Would you give up your comfort for the discomfort of looking at ideas and beliefs you disagree with if it meant new choices and new results? Could you give up your strongest held beliefs?
Would you give up your experience and your ability to take the role of beginner? Would you assume the role of student? Is it possible to give up what you have learned to take in new information and gain new experiences?
Could you abandon the habits you’ve developed over a lifetime and trade them in for new habits, even if it meant devoting yourself to building them over the next 6 months? If this is what you had to do to have what you really want, could you?
Are you willing to try something new even if you risked failing—or even embarrassing yourself in the process of practicing something necessary to move you closer to your goals?
Will you give yourself the same advice you would give others if they needed to embrace the discomfort of ideas they don’t like, give up the competencies they’ve gained over time, develop new and difficult to run in habits, and risk failing and maybe even a loss of face if it meant they would attain their goals.

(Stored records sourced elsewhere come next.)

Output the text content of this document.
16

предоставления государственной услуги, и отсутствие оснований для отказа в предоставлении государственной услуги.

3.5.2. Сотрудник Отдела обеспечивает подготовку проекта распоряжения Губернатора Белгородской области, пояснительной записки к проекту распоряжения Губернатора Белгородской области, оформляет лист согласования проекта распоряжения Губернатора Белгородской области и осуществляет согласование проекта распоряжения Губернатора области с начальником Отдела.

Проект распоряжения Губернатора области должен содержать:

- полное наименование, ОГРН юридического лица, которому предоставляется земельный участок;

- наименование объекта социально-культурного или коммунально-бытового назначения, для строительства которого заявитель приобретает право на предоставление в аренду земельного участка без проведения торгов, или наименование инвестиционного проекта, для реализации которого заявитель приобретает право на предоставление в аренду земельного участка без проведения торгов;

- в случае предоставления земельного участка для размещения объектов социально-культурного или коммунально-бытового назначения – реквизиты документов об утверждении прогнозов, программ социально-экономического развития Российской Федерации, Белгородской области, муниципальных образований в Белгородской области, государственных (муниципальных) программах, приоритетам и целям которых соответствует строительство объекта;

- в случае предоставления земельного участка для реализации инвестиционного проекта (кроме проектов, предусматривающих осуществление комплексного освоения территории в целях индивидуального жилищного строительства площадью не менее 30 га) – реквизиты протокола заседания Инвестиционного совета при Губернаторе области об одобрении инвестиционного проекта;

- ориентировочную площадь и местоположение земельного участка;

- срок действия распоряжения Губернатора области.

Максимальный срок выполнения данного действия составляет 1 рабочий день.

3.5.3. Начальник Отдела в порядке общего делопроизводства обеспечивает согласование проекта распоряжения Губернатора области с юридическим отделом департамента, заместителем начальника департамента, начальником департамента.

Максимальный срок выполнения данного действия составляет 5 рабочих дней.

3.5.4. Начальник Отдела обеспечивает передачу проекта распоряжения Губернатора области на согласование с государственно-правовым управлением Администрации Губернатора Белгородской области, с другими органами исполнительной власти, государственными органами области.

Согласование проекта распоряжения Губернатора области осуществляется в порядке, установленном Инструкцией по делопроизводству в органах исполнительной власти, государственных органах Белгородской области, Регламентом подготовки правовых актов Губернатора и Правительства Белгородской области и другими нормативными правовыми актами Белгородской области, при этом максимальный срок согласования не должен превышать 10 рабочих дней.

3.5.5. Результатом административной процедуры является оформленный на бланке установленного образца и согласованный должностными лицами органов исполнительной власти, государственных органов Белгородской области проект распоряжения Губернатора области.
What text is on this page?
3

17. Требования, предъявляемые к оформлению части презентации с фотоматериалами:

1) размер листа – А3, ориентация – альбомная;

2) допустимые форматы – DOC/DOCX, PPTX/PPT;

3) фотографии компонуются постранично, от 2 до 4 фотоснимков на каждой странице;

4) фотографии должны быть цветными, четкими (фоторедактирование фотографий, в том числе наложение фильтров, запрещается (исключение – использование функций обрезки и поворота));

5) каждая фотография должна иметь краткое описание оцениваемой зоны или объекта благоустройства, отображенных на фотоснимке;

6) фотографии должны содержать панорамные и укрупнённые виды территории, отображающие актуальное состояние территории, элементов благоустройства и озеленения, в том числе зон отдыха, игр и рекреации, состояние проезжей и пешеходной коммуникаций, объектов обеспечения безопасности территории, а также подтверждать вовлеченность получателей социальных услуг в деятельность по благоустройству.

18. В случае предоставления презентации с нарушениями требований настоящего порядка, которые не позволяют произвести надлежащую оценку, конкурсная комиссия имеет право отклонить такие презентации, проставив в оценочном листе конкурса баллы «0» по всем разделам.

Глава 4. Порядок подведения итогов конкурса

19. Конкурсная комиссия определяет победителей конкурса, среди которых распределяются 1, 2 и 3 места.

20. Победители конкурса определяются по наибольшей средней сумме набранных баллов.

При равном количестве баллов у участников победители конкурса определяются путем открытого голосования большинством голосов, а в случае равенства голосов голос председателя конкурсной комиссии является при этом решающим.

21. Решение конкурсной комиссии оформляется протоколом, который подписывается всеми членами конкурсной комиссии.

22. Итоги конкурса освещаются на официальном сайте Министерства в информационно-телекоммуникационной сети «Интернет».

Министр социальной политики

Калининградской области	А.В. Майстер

If what you are doing now was enough for you to meet your goals, you would already have those goals. You can have anything you want, provided you are willing to pay the price and persist long enough to have it. Part of paying that price means giving up your comfort, your beliefs, your experience, and your habits. It means you take on new information, even information, ideas, and beliefs you have resisted—and maybe vehemently and publicly opposed.
To have what you want, you don’t have to give anything, but you do have to give what is necessary—and what is necessary isn’t always easy to give.